DeRosa really pushes the glories of seeing West Side Story live. “Most people only know the movie. When you hear the score, it’s just fabulous. One thing that’s true—and certainly has been bitched about by Arthur, and echoed by those from the original production—is that, back then, the triple-threat actor/singer/dancer was very rare. Someone like Chita Rivera, or Rita Moreno, who could do it all, was unusual. Nowadays, with the training programs and the American Idol, performance challenges have risen in the American musical theater and the performers are rising to the occasion. It’s exciting for this show to be done again with people who are all acting and singing and dancing at this level.

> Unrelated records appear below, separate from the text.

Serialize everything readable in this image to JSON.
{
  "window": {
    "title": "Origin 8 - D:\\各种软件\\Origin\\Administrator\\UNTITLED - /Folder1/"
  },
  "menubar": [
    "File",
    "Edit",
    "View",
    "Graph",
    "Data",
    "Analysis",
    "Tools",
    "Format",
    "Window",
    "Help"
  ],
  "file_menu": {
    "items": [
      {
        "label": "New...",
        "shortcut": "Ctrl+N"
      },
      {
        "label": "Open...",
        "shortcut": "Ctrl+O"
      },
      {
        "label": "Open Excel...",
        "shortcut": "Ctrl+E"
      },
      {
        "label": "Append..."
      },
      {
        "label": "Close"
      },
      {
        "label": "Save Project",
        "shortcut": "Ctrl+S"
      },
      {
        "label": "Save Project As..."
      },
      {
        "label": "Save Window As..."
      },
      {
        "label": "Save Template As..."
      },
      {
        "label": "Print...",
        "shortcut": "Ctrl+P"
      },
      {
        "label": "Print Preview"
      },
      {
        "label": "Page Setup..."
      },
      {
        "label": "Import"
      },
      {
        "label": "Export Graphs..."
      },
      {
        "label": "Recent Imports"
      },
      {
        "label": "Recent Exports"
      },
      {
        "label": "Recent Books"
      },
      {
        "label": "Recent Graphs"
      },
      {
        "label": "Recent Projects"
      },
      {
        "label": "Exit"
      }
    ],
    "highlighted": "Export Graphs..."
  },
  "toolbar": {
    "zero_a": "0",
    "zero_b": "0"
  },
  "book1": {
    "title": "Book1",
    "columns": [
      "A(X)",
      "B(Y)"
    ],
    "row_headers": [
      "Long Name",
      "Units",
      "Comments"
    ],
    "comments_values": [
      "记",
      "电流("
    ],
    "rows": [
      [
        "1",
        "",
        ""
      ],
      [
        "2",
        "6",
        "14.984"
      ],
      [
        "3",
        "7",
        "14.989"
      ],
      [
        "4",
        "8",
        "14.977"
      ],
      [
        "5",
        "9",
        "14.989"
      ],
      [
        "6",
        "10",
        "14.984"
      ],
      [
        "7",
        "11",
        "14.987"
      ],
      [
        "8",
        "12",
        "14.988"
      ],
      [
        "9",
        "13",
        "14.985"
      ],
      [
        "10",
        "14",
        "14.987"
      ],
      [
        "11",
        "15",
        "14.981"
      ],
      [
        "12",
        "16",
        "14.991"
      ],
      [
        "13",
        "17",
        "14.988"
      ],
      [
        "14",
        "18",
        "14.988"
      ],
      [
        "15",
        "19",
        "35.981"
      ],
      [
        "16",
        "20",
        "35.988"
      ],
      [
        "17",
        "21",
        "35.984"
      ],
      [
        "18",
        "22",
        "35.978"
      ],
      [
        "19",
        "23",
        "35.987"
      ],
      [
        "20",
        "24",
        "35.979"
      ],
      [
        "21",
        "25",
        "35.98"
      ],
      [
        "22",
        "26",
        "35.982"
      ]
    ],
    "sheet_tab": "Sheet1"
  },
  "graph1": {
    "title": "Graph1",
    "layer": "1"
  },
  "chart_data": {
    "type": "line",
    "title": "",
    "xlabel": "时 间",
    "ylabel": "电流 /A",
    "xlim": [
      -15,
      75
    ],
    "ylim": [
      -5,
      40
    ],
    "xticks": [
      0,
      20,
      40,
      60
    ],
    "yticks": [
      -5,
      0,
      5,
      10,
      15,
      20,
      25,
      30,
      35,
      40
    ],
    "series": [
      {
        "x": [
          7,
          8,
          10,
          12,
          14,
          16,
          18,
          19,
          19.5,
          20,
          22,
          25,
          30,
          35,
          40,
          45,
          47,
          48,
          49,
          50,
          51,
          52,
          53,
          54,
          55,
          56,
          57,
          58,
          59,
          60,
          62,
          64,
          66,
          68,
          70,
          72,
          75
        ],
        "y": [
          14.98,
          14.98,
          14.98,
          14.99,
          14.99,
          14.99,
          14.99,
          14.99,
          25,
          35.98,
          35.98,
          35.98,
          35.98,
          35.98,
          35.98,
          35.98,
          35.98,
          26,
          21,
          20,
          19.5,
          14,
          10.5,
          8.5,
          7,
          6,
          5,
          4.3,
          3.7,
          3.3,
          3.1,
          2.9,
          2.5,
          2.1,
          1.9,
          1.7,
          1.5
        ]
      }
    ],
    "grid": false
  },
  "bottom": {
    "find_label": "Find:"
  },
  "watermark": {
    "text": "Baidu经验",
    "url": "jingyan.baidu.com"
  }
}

“It’s a younger cast. Not jaded. They want to do the job. It’s not their fifth tour, or their fifth West Side Story. It’s so thrilling to see it live. I’ve been doing it for seven months, and I’m not tired of it. I’m very grateful. I have have this brief contact with the audience, and just enjoy the benefits of aging.”

Besides playing Glad Hand, DeRosa’s billed as the understudy for the other adult males in the show—Officer Krupke, Detective Shrank and the pharmacist Doc—but he hasn’t yet had to go on in any of those other roles. “These are great old character men, who would probably go on in an iron lung if they had to. There’s no understudy envy, not an Eve Harrington in the wings.”

The current cast of West Side Story tour will be with the show at least through September. The tour itself is booked well into 2012.

“Shakespeare and Sondheim,” Stephen DeRosa confesses giddily, “are probably the reasons I went into theater—to be an idiot, and not got to Georgetown for law. Sondheim is too hard on himself about it, but I think West Side Story is a milestone for the four of them—Laurents, Sondheim, Robbins and Bernstein. Four of the greatest American theater artists, challenging each other to do their best work.”